When Veronica Petrosa raises her voice by a decibel, you are supposed to slide to the edge of your chair. But, in real life things do not happen that way at all.

Increase of the decibel levels by the TV anchor/announcer, now usually is accompanied by the reflex action of changing the channel or decreasing the volume.

Or at best, imagining tongue-in-cheek what the next bit of hyperbole is going to be all about.

In this context and backdrop at least, what would normally be repugnant news, that live births are going to be shown on the Internet, would become interesting in a fundamental intellectual sense.

Its not merely a question of jaded sensibilities of a viewer who has had a surfeit of Infotainment. It is more a question of what shape 'news' is going to take in the future.

If you subscribe to the view that people are more important than events (though that sounds an oversimplified position) , then perhaps it is worth getting excited about the new phenomenon that is unfolding on the net.

What's happening on the net is hopefully the beginning of a transition of news from what is event centered and exaggerated, to news that is about real people and real situations which therefore does not have to be artificially elevated to dramatic pathos.

A photographer (Cartier Bresson he wasn't) did a series, I think for LIFE entitled the 'Private life of a Yorkshire woman,' or a woman from some private part, no pun intended, of England.

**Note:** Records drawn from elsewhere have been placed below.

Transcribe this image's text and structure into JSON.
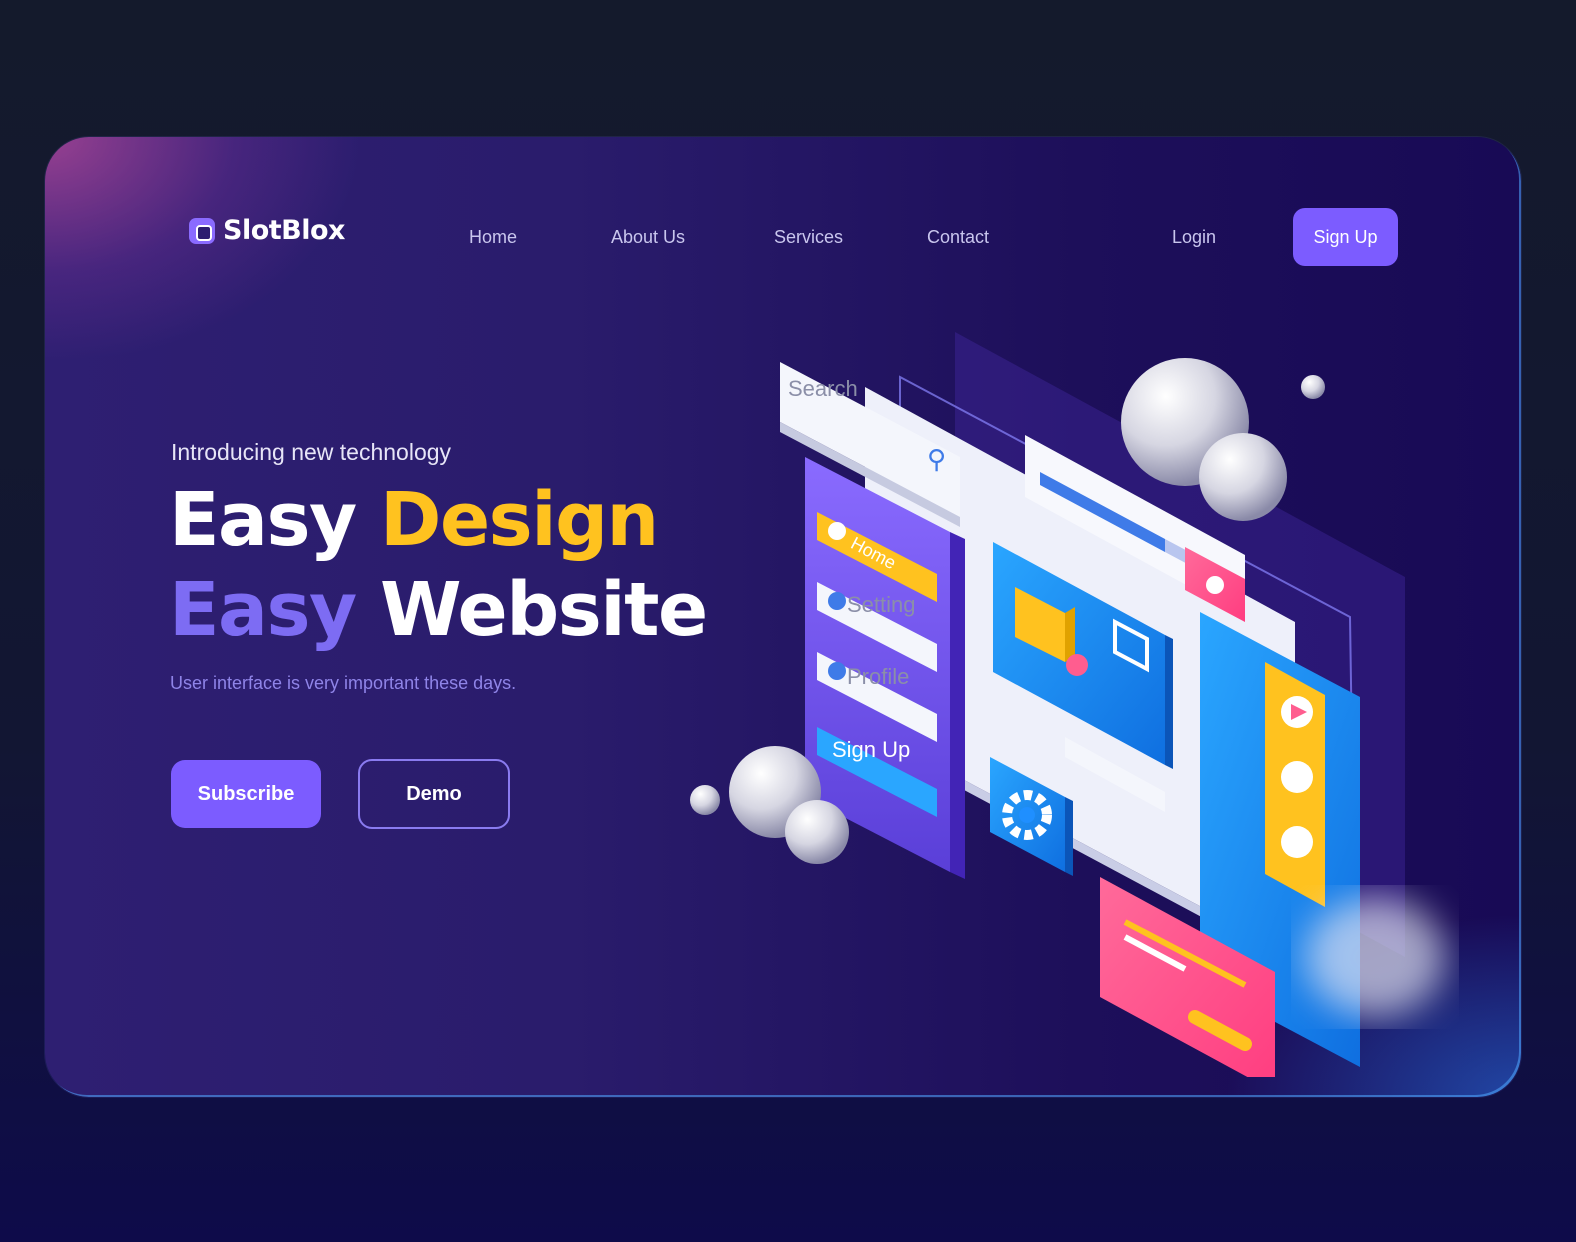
{
  "brand": {
    "name": "SlotBlox"
  },
  "nav": {
    "items": [
      {
        "label": "Home"
      },
      {
        "label": "About Us"
      },
      {
        "label": "Services"
      },
      {
        "label": "Contact"
      }
    ],
    "login_label": "Login",
    "signup_label": "Sign Up"
  },
  "hero": {
    "eyebrow": "Introducing new technology",
    "line1_word1": "Easy",
    "line1_word2": "Design",
    "line2_word1": "Easy",
    "line2_word2": "Website",
    "subtitle": "User interface is very important these days.",
    "subscribe_label": "Subscribe",
    "demo_label": "Demo"
  },
  "illustration": {
    "search_placeholder": "Search",
    "menu_items": [
      "Home",
      "Setting",
      "Profile"
    ],
    "signup_label": "Sign Up"
  },
  "colors": {
    "accent": "#7c5cff",
    "highlight_yellow": "#ffc21f",
    "highlight_purple": "#7d6cf3",
    "pink": "#ff4f8b",
    "blue": "#1f8fff"
  }
}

His series of pictures had stills of the woman bleeding from the nose, mouthing "some of the choicest southern expletives"" because apparently the woman regularly bleeds from the nose in the morning.

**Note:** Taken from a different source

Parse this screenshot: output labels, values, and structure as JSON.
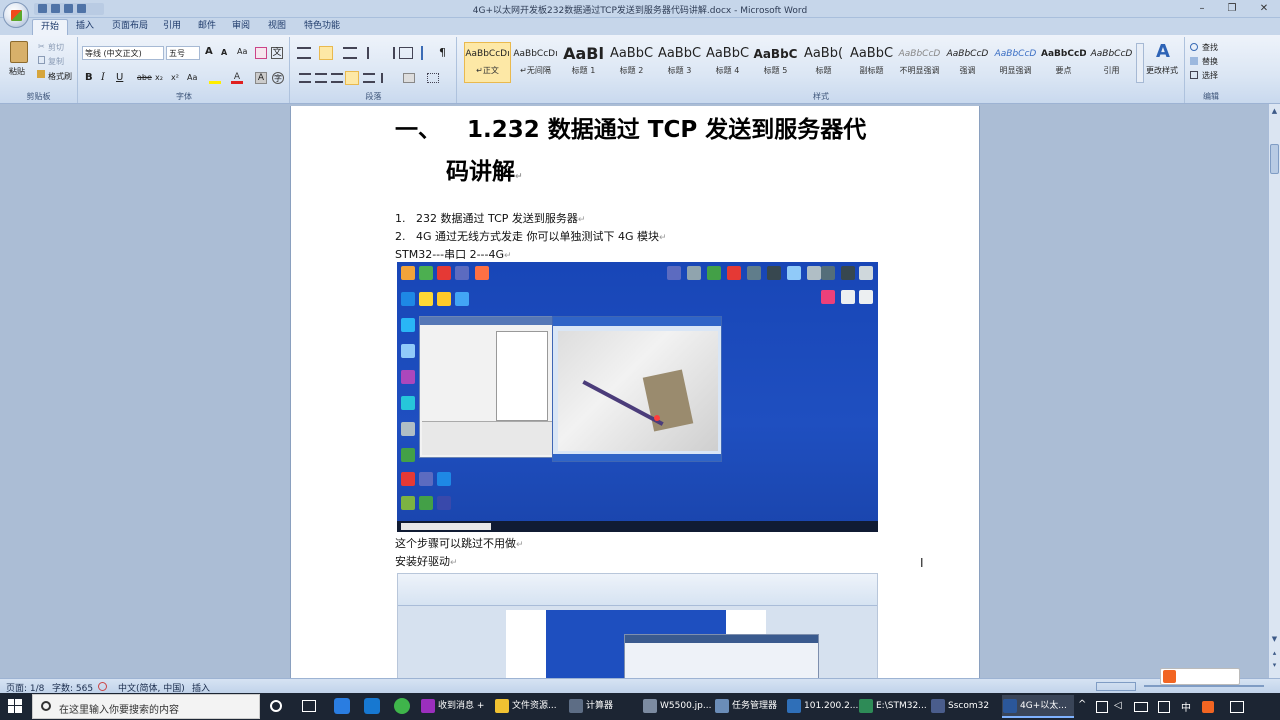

The photographs were a hit, probably because more people had empathy with this woman than they would have had with Yasser Arafat trying to make peace with one Nethanyahu on a brutal Tuesday morning.

Losing virginity and giving birth on the web may be the most basic and base forms of getting away from the Infotainment trap. But, if its a start, it may herald a change in the way in which mankind perceives news, and what affects its daily existence.

If private lives and private happenings (say a stormy relationship between a father and a college going kid) would replace the news, on a regular daily basis, perhaps there will be a real bridge between information (what people really want to know about real life) and what people want to enjoy (entertainment).

If anybody wants to watch news, then, there will be a neglected relegated channel called CNN for specialists in international affairs.